¿Qué pasaría si fuera maestra, llegara a un aula –mixta, obviamente- y dijera: “buenos días, alumnas”?
¿Qué pasaría si llegara a una reunión y emitiera un “hola, chicas”, habiendo chicos?
¿Qué pasaría si fuera conductora de un programa de televisión o de radio y saludara todos los días con un “bienvenidas a esta nueva edición de…”?
¿Cómo sería un acto sindical en el cual hubieran trabajadoras y trabajadores pero su líder sólo se refiriera a las “compañeras”?
¿Cómo les sonaría a los ciudadanos que los políticos y políticas sólo dieran sus discursos para las ciudadanas?
Seguramente, si alguna de estas hipótesis se concretara, los masculinos lo tomarían muy mal. Se sentirían desvalorizados, no tenidos en cuenta, que les han arrebatado su hombría para pisotearla en el suelo. Sin embargo, las mujeres convivimos todos los días con esta discriminación que implica el sexismo aplicado a algo tan básico como el lenguaje.

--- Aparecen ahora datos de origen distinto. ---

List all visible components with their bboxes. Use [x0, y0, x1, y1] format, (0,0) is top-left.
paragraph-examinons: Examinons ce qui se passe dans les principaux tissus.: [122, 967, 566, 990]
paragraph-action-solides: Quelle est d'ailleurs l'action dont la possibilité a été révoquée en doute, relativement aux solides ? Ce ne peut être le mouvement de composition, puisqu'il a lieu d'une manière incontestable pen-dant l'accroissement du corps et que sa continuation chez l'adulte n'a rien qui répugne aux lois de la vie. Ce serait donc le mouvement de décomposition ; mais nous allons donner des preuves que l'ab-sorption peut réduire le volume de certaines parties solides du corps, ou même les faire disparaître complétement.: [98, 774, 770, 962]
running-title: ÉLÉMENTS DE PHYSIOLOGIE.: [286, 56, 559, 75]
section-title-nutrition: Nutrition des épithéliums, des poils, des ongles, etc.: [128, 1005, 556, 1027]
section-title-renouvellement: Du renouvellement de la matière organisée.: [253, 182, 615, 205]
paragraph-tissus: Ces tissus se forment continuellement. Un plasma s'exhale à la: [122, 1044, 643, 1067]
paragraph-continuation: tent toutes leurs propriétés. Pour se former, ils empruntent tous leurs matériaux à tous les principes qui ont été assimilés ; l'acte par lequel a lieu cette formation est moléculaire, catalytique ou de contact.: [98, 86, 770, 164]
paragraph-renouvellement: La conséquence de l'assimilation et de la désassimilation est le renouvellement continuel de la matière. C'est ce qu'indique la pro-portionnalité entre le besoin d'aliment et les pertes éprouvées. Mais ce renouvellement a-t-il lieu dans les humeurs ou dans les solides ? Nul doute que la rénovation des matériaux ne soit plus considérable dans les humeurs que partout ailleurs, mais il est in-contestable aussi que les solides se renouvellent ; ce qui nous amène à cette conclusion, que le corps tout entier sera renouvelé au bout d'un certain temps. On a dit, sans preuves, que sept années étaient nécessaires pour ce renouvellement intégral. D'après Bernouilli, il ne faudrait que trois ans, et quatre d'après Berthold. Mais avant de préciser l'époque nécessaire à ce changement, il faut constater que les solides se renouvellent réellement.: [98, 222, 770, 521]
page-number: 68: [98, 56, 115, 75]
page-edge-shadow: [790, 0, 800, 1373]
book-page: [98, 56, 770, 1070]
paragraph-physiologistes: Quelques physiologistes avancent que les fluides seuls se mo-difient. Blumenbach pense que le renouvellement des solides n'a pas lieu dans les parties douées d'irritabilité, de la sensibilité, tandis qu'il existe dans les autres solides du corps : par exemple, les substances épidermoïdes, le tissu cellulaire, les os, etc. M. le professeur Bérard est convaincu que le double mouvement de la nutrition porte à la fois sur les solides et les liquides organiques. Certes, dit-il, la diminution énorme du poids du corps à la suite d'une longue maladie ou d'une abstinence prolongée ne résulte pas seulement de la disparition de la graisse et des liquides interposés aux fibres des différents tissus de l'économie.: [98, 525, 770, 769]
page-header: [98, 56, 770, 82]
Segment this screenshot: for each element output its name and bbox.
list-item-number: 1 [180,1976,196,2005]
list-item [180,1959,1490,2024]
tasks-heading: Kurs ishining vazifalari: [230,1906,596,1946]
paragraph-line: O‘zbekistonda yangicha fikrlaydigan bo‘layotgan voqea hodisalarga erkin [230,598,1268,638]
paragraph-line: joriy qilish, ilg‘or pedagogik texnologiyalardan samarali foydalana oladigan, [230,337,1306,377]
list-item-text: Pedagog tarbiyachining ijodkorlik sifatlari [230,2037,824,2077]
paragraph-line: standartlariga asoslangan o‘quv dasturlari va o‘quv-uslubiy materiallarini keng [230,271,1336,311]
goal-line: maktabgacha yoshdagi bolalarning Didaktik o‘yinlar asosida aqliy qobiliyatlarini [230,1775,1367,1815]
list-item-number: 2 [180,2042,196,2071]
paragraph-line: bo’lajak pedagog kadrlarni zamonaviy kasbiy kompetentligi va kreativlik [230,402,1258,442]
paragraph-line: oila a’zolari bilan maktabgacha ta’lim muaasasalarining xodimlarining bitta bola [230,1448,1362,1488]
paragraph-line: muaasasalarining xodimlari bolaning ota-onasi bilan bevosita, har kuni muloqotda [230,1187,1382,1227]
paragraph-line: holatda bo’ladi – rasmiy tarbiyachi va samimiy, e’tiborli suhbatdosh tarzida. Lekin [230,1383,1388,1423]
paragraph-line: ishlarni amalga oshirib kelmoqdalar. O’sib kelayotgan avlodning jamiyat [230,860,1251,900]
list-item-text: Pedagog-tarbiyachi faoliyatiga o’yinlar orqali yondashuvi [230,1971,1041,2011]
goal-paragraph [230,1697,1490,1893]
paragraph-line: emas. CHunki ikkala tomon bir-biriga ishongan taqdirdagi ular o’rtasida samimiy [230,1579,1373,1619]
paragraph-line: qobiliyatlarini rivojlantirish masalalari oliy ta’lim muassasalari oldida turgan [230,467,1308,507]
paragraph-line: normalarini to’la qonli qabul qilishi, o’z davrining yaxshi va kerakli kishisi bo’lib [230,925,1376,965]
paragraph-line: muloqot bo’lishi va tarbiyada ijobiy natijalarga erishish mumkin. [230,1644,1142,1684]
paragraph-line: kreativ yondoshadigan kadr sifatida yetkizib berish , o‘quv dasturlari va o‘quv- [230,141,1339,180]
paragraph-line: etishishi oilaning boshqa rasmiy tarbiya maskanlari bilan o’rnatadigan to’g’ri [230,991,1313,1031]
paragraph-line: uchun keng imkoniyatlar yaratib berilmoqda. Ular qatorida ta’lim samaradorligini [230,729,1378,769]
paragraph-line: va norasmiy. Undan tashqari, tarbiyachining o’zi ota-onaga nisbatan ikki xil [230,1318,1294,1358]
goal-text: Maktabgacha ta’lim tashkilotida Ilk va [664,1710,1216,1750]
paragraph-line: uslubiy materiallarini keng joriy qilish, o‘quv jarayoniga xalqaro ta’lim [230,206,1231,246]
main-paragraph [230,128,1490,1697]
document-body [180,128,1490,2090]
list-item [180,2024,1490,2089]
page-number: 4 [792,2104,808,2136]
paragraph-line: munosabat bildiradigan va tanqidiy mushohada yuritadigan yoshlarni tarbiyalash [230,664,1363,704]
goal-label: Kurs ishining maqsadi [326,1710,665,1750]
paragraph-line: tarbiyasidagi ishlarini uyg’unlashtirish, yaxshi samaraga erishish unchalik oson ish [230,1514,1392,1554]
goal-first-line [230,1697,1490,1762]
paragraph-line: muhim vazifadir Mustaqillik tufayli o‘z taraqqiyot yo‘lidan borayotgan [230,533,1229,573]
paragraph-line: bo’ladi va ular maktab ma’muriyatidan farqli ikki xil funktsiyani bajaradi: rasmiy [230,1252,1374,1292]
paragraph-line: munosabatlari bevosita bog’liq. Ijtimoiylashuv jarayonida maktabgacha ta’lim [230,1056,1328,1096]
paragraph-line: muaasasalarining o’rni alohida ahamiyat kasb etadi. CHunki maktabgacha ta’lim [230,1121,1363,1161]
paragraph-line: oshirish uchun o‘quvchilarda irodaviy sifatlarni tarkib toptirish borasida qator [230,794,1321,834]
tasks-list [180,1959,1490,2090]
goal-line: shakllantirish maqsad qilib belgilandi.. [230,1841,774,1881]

Es una faceta cultural que viene de larga data. Eterna, diría yo. A ninguna mujer, hace veinte años –o cinco-, se le hubiera ocurrido sentirse incómoda porque en un acto, un recital, la universidad o en los medios de comunicación no se la incluyera desde la palabra. Históricamente el género femenino fue el apéndice del masculino en las diferentes facetas de la vida, desde las tareas domésticas hasta la posibilidad de trabajar fuera de casa o soportar aberraciones que dan escalofríos de sólo pensarlas.
Transitamos un momento social en el cual empieza a consentirse la igualdad de derechos entre los sexos, pero aún así lidiamos con estos desplantes. Imagínense ustedes, hombres, cómo les resultaría cualquiera de las hipótesis que planteé al inicio del artículo. Ahora, quizá, puedan empatizar con nosotras.
No estoy hablando de excluir antagónicamente. Estoy diciendo que no somos todos, somos todos y todas. Que no somos “los…”, sino “los y las…” Que no somos trabajadores, sí trabajadores y trabajadoras. Y así…
El cuento más común que sale a la luz cuando se tocan estas temáticas es que implica un esfuerzo extra incluir. ¿Tan cara está la palabra que no podemos darnos el lujo de sumarle una a nuestra frase? ¿Tanto cuesta?
A algunas personas podrá sonarle descabellada o poco interesante la idea. ¿Qué importa que no las incluya en el lenguaje cuando sigue existiendo la violencia machista de formas mucho más cruentas como los femicidios, las violaciones y las golpizas sexistas? Ahí, creo, radica el mayor inconveniente: el machismo está en todos lados, en cada rincón de cada ciudad, en cada habitante de cada casa. Está en los hombres y, para peor, está en las mujeres. En las madres y los padres que crían a sus hijos y a sus hijas con esa cultura. En los profesores y profesoras que educan a los niños, niñas y jóvenes con esas bases. En las películas de Dinsey, en los juguetes con que juegan, en el color con que se viste a los bebés o las bebés, en el color del guardapolvo cuando van a jardín, en la televisión, etc. Hay que partir del inicio para recorrer el camino, difícil, atolondrado, repleto de obstáculos acostumbrados. Ya no somos un apéndice, ni queremos serlo. Es hora de que todos los hombres y todas las mujeres tomemos consciencia de ello y hagamos un trabajo en conjunto. ¿Cómo puedo hacer entrar en razón a un muchacho que maltrata a su pareja de que no puede hacerlo cuando, desde la voz, le estoy diciendo que ella no tiene relevancia?